Anna Magnani, itinéraire d’une femme libre

Photo du film La Passione di Anna Magnani ( La Passion D'Anna Magnani ) © Film still courtesy Istituto Luce - Cinecittà

Dans La Passione di Anna Magnani, Enrico Cerasuolo décrypte la personnalité de cette icône du cinéma italien à travers sa carrière d’actrice. Un documentaire passionnant qui révèle l’âme de celle qui a symbolisé l’âge d’or du Néoréalisme et incarné un modèle de femme libre.

Qu'est-ce qui vous a amené à vous intéresser à Anna Magnani ?

En 2011, j’ai réalisé un documentaire sur l’histoire de l’Italie unifiée. Il fallait faire des choix pour raconter 150 ans en deux heures et dès le début, la scène de la mort du personnage d’Anna Magnani dans Rome, ville ouverte, s’est imposé comme un point de rupture incontournable.

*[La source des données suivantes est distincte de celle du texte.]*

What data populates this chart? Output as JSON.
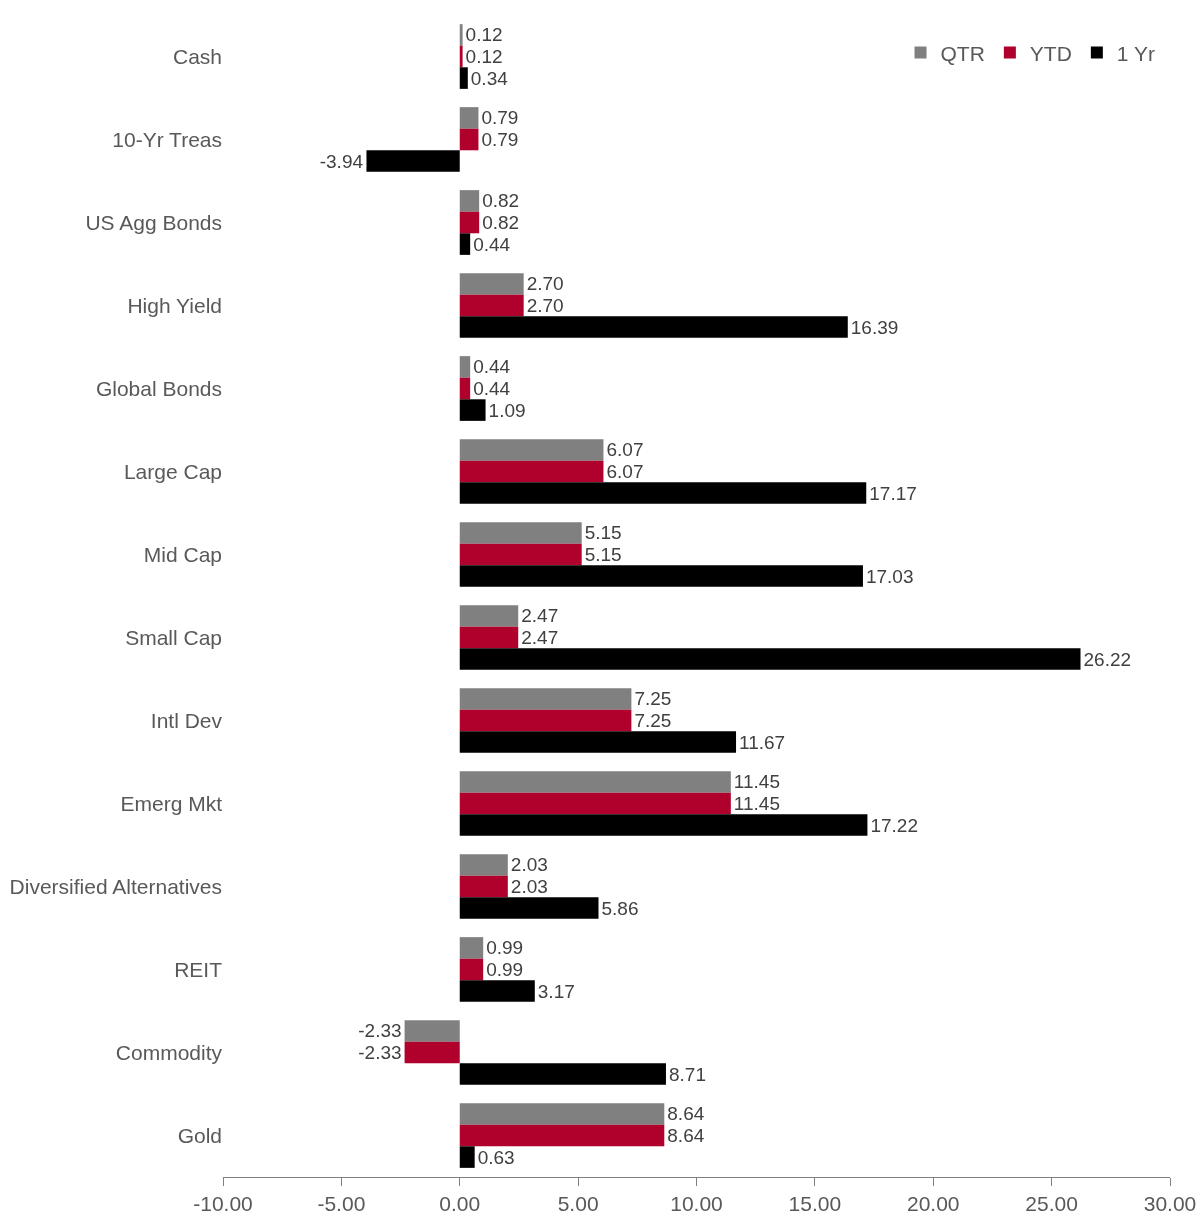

J’ai voulu mieux la connaitre et essayer de comprendre les raisons de son génie.

Qu'est-ce qui vous frappe à son sujet ?

L’équilibre entre son instinct presque animal et sa technique, qui vient d’un apprentissage très long au théâtre. Le Néoréalisme utilisait des acteurs non professionnels et elle était comme eux, mais avec le métier en plus. Au théâtre, elle avait appris à dompter la scène, les autres acteurs et le public, en faisant rire ou pleurer quand elle le voulait.

D'où tenait-elle sa force de caractère ?

De son enfance. Elle n’a jamais connu son père et elle a passé très peu de temps avec sa mère. Toute sa vie et sa carrière pourraient être interprétées comme une recherche d’amour. Cette douleur force une enfant à trouver sa place dans le monde. Elle a dû apprendre à se méfier, à développer un instinct de défense qui lui a servi, mais qui lui a aussi rendu la vie plus difficile.

Quel genre d’actrice était-elle ?

Elle était toujours très consciente de son personnage mais aussi du film. Elle faisait beaucoup de propositions au service de l’histoire. Dans un autre temps et une autre société, elle aurait pu être réalisatrice. Par contre, elle est toujours restée une actrice de théâtre, qui préfère dormir le matin et a besoin d’énergie pour créer. C’est aussi pour ça que les contraintes des productions hollywoodiennes ne lui convenaient pas.

Quel fut le tournant de sa carrière ?

Rome, ville ouverte. Jusqu’à ce rôle, elle était considérée surtout comme une actrice comique. Avec ce film, elle devient l’icône du Néoréalisme. L’Oscar, paradoxalement, lui a fermé des portes plutôt que de lui en ouvrir, en l’enfermant dans un stéréotype.

Lequel des réalisateurs avec lesquels elle a tourné a le plus contribué à son jeu ?

Roberto Rossellini. Elle dit que Roberto et elle parlaient le même langage et je pense que c’était le langage de la curiosité envers la réalité et envers les gens. Au-delà de leur histoire d’amour, la relation avec Luchino Visconti a été très forte et importante. Il la connaissait bien et dans Bellissima, il lui a laissé tout l’espace créatif dont elle avait besoin.